New research published in Nature Cancer from investigators at the University of Texas MD Anderson Cancer Center shows that a combination of immunotherapies targeting both T cells and myeloid suppressor cells was able to reprogram the tumor immune microenvironment and improved anti-tumor response in pancreatic cancer models.
The team used comprehensive immune profiling in mouse and human pancreatic cancers to systematically identify mechanisms of immunotherapy resistance and investigate potential therapeutic targets. They found that neutralizing several distinct immunosuppressive mechanisms of the TIME dramatically improved survival rates in laboratory models, pointing to a potential treatment option for pancreatic cancer, which is a deadly, and notoriously unresponsive cancer.
Pancreatic cancer is one of the leading causes of cancer death in the United States, in part because 80% of cases are diagnosed at an advanced stage. Pancreatic cancer is also considered to be “non-immunogenic,” meaning it is unresponsive to commonly used anti-PD-1 and anti-CTLA-4 immune checkpoint inhibitor therapy (ICT). While this is partly due to the immunosuppressive conditions in the TIME, the mechanisms behind this resistance are not fully understood. However, the researchers wrote, ”Several preclinical and early-phase clinical trials have shown ‘signals of activity’ with immunotherapy combinations, encouraging further investigation. It is tempting to speculate that rational combinatorial treatments targeting nonredundant mechanisms of immune resistance may enhance the efficacy of ICT in PDAC.”
By testing antibodies targeting these checkpoints, the researchers found that models treated with a 41BB agonist and LAG3 antagonist in combination exhibited slower tumor progression, higher levels of antitumor immunity indicators, and significantly improved survival rates, compared with animals treated using each antibody either alone or alongside other checkpoint inhibitors. Notably, these preclinical studies faithfully mirrored the human data in their lack of efficacy of anti-PD1 or anti-CTLA-4 therapy.
Because the dual-therapy combination did not completely eliminate established tumors, the investigators also examined efforts to reprogram the TIME to further sensitize tumors to immunotherapy.
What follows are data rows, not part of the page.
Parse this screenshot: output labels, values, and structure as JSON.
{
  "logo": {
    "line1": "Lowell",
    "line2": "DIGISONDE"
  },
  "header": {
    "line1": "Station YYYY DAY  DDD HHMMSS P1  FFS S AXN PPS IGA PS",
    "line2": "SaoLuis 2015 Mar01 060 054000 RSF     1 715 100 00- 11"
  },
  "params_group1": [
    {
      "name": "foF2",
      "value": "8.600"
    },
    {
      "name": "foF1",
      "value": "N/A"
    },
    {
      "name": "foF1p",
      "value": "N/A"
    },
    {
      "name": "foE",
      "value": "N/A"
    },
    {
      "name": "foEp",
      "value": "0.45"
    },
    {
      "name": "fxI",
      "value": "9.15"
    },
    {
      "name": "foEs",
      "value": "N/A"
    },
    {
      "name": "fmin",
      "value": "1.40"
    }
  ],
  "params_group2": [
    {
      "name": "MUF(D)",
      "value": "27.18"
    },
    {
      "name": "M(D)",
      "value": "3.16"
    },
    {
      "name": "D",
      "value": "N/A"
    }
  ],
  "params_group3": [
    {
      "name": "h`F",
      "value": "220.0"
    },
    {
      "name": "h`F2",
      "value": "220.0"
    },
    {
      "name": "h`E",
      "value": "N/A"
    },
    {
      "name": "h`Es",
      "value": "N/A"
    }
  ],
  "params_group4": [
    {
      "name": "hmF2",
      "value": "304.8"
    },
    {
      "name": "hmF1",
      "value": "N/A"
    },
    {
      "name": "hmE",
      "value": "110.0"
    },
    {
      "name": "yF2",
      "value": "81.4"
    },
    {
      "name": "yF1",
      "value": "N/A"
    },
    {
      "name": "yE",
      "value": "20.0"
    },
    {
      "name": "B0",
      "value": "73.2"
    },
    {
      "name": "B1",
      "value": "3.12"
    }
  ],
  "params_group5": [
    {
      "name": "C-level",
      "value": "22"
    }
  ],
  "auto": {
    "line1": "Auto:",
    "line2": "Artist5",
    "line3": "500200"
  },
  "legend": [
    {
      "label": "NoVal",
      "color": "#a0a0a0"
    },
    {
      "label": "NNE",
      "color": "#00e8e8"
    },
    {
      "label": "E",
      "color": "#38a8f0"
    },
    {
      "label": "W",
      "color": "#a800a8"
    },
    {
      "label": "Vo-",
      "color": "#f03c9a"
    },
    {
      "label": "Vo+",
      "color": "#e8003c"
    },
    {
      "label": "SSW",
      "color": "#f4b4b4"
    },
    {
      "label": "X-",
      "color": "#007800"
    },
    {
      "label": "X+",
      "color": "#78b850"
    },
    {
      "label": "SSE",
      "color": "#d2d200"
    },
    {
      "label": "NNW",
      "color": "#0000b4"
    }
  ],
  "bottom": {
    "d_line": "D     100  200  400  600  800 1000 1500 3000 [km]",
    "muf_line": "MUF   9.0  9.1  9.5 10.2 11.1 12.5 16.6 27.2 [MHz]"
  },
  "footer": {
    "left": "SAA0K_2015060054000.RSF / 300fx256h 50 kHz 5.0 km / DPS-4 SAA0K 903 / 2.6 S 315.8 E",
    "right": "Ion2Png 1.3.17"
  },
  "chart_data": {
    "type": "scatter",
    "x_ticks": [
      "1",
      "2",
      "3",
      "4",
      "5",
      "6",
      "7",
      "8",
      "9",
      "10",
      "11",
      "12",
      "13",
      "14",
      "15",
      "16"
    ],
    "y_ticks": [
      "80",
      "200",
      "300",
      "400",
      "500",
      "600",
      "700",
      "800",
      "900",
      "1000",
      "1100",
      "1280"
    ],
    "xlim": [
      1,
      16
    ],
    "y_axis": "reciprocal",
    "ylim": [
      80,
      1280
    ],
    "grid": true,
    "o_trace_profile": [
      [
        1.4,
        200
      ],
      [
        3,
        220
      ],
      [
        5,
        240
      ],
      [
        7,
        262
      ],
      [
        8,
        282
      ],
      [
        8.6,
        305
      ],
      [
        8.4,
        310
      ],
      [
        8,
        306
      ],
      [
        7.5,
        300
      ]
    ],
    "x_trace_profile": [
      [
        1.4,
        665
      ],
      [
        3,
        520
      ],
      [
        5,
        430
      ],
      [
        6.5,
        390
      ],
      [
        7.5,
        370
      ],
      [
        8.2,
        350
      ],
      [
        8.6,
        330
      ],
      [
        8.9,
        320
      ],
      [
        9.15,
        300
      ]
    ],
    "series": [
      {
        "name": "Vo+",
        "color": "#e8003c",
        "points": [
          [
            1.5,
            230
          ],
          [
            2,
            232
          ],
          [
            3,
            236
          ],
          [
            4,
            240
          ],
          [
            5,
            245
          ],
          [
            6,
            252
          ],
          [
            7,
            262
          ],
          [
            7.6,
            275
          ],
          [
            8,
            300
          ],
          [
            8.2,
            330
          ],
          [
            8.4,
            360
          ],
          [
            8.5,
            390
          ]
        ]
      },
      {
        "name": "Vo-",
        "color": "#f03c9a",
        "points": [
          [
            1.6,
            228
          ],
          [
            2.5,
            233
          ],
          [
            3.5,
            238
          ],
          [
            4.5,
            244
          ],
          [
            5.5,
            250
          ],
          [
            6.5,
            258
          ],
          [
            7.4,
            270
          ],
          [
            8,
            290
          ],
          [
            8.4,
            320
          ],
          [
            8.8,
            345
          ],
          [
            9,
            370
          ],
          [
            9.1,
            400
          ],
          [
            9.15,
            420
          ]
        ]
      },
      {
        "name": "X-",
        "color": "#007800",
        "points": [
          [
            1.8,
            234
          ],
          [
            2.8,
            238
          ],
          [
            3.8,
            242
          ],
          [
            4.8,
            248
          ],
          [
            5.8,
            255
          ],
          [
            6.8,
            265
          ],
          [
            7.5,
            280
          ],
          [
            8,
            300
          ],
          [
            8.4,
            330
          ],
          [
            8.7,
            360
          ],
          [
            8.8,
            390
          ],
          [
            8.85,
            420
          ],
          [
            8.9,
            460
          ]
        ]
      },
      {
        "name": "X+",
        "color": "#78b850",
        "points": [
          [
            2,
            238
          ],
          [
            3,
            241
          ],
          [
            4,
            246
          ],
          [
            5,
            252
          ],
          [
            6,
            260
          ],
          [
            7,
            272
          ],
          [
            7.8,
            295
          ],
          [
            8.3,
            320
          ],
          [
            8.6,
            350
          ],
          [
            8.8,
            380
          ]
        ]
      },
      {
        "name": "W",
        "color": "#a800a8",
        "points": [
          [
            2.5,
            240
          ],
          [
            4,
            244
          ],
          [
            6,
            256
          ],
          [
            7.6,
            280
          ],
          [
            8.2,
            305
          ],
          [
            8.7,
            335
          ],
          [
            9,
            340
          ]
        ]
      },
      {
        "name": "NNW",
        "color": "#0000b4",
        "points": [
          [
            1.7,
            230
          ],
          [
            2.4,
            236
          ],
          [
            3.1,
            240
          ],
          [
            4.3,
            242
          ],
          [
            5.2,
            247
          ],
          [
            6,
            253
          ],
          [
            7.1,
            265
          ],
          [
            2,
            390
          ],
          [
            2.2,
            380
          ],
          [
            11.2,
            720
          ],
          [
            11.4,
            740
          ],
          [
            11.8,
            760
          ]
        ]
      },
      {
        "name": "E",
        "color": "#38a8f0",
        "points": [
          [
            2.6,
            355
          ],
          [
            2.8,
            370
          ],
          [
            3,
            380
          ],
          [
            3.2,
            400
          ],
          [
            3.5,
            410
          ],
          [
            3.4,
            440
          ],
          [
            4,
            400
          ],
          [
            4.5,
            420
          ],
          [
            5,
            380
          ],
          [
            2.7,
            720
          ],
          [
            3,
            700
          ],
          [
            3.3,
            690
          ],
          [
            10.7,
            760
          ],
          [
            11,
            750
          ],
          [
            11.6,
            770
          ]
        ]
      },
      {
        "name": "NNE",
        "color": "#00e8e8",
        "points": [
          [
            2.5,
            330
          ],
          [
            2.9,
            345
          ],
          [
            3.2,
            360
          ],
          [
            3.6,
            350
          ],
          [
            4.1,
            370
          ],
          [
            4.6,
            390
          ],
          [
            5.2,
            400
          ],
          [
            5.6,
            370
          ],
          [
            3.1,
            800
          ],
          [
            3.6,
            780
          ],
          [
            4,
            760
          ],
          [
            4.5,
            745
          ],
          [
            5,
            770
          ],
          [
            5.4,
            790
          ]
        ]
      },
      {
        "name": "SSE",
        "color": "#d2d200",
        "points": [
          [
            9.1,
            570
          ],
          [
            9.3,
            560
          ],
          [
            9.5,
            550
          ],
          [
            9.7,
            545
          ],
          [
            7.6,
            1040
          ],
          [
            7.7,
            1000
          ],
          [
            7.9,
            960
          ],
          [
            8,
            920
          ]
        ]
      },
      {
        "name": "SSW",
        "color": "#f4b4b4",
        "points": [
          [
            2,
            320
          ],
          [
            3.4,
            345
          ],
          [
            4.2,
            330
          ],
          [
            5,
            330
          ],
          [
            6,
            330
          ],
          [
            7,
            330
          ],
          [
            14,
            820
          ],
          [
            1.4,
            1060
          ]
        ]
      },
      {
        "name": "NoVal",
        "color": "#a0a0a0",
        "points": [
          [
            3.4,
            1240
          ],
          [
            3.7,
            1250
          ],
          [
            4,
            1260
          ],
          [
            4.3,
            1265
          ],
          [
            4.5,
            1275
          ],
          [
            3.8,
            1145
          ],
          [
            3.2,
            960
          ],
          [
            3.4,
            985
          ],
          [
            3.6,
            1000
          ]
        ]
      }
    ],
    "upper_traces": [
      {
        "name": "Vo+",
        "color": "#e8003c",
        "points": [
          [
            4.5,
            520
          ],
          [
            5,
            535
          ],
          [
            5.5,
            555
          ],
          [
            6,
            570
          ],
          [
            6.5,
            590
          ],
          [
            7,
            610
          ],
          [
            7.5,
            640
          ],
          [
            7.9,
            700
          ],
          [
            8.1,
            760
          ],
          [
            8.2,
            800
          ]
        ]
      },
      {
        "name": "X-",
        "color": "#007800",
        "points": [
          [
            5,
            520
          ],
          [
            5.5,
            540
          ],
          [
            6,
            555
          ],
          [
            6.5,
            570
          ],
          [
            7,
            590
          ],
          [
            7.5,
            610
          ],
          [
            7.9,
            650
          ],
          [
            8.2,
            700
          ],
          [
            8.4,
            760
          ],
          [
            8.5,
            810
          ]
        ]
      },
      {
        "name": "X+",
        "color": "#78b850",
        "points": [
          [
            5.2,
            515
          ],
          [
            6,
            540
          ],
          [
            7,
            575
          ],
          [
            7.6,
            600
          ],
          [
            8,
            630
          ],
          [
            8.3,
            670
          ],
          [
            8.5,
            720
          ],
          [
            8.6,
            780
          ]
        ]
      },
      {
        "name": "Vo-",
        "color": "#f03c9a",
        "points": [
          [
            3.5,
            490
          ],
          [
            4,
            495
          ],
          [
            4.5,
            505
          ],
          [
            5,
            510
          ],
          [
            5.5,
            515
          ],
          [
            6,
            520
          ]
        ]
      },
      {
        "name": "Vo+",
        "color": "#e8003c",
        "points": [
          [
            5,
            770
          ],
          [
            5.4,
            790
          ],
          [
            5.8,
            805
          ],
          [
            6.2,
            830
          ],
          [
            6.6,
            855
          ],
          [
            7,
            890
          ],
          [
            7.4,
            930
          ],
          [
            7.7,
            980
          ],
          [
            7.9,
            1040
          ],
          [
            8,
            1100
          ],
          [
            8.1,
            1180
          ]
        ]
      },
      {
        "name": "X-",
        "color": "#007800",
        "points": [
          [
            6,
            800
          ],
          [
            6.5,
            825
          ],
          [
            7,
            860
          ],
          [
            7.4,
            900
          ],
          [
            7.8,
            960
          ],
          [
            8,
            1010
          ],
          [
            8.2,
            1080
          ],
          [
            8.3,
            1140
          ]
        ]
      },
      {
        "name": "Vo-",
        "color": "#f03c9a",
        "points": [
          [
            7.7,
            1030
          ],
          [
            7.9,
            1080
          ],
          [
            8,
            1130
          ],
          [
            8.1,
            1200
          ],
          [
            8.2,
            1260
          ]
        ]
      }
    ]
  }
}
At baseline, the TIME contained an abundance of myeloid-derived suppressor cells (MDSCs) expressing CXCR2, a protein associated with recruiting immunosuppressive cells. Inhibiting CXCR2 alone decreased MDSC migration and blocked tumor growth, but it was not curative. This prompted the investigators to consider a combination targeting 41BB, LAG3, and CXCR2.
It was this triple combination that resulted in complete tumor regression and improved overall survival in 90% of preclinical models. In a more stringent lab model that develops multiple spontaneously arising tumors with higher treatment resistance, the combination achieved complete tumor regression in over 20% of cases. “In contrast with anti-PD-1 and anti-CTLA4, agonist 41BB and antagonist LAG3 treatment reprogrammed the TIME toward antitumor immunity with increased T cell subsets with antitumor effects, increased T cell clonality and diversification, decreased immunosuppressive myeloid cells and increased antigen presentation and decreased the immunosuppressive capability of remaining myeloid cells,” the authors commented. “The addition of therapy targeting CXCR1/2 on neutrophilic/granulocytic MDSCs revealed that effective immune treatment is possible in PDAC but requires neutralization of distinct immunosuppressive mechanisms.”
The researchers also confirmed that the two therapeutic targets are present in human pancreatic cancer samples. “… we found that 81% of patients with PDAC have 41BB-expressing T cells, while 93% of patients with PDAC have LAG3-expressing T cells, suggesting that these targets may be relevant for a meaningful fraction of patients with PDAC,” they wrote. “In this context, it is noteworthy that the majority of ongoing immunotherapy trials in PDAC employ PD-1 and/or CTLA4 as the ICT backbone, including trials combining ICT with CXCR2 antagonists.”
DePinho added. “These are encouraging results, especially considering the lack of effective immunotherapy options in pancreatic cancer. By targeting multiple synergistic mechanisms that get in the way of the immune response, we can give T cells a fighting chance to attack these tumors. Of course, we still need to see how this combination translates into a safe and effective regimen in the clinic, and we invite other researchers to build upon these results. We are optimistic that pancreatic cancers, and hopefully other non-immunogenic cancers, can ultimately be rendered vulnerable to combination immunotherapy.”
The authors point out that these particular immunotherapy agents currently are undergoing clinical trials as monotherapies, suggesting potential opportunities to rapidly translate this triple combination into clinical studies. Nevertheless, they acknowledged, “As with all preclinical model systems and human biospecimen correlations, prospective clinical trials will be needed to substantiate the hypothesis generated from this work.”